Sow and plant lots of flowers to attract beneficial insects.
Hothouse: Liquid fertilise weekly. Use yellow sticky cards/bands for whitefly. Keep well ventilated. Spray with garlic and pyrethrum if plants get aphid infestations.
For transplanting: Leafy greens (summer spinach, silverbeet/chard, lettuce, endive and cabbages)(best 30th Jan). Broccoli, cauliflower (best 31 Jan–1 Feb). Flowers, eg sweet pea.
Sow direct: Mesclun salad, radish, spring onions, carrot, beetroot, parsnip, French beans, kohlrabi, swede and turnip (best 3-5 Feb). Flowers, eg hollyhocks.

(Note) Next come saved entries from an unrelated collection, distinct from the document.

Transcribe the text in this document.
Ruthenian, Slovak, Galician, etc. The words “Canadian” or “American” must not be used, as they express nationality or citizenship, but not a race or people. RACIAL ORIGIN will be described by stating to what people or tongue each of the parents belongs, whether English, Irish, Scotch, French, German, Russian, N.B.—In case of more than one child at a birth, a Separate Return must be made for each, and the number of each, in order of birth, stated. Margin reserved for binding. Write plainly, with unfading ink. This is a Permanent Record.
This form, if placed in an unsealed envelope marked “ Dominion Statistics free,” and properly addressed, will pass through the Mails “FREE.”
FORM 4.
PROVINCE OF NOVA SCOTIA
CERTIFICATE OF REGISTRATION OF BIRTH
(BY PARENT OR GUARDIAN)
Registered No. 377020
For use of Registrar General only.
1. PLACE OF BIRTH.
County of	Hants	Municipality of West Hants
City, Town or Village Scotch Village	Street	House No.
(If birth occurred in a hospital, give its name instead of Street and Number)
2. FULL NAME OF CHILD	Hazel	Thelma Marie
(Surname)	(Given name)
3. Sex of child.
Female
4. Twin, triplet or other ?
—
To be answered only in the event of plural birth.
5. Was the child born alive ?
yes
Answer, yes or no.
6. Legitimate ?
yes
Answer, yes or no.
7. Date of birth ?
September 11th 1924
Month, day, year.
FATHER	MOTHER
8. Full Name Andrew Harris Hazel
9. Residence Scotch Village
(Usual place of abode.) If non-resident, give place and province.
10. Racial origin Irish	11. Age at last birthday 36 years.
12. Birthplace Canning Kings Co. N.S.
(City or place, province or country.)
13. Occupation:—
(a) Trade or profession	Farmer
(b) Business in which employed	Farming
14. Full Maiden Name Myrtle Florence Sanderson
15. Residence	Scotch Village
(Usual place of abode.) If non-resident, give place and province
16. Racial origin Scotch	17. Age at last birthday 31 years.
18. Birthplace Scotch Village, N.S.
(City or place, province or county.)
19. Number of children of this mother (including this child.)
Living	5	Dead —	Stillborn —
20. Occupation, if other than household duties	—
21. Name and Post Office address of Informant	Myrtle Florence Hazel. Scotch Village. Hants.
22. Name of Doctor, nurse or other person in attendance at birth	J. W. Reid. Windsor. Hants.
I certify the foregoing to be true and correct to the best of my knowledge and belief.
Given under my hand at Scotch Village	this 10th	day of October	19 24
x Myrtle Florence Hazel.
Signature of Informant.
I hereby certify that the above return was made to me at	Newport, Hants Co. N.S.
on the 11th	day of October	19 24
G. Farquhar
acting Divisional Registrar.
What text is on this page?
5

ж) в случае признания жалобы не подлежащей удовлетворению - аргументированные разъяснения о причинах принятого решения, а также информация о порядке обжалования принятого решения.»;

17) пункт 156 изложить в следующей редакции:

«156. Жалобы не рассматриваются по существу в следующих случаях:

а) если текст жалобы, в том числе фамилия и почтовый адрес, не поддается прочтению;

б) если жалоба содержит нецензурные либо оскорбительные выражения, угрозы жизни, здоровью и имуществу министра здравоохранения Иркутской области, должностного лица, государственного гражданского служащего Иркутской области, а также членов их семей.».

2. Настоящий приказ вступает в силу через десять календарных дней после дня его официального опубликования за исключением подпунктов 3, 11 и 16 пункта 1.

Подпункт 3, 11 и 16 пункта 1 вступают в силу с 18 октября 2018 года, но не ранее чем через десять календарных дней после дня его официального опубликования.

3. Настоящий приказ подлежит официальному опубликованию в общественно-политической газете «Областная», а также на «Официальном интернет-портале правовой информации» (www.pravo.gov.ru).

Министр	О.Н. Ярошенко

Plant: Salad greens, silverbeet/chard, spinach, celery, kale, cabbages and leeks (best 10–23 Feb). Flowers, eg self-seeded pansy.

General garden care

Collect water in drums.
Prune trees and shrubs after flowering, including roses.
Collect seaweed/seagrass.
Make lots of compost. Turn heaps.
Make comfrey liquid fertiliser: cut, fill drum, add water. Wait a month before use.
Mulch citrus and ornamentals with grass clippings. Mulch-mow lawn.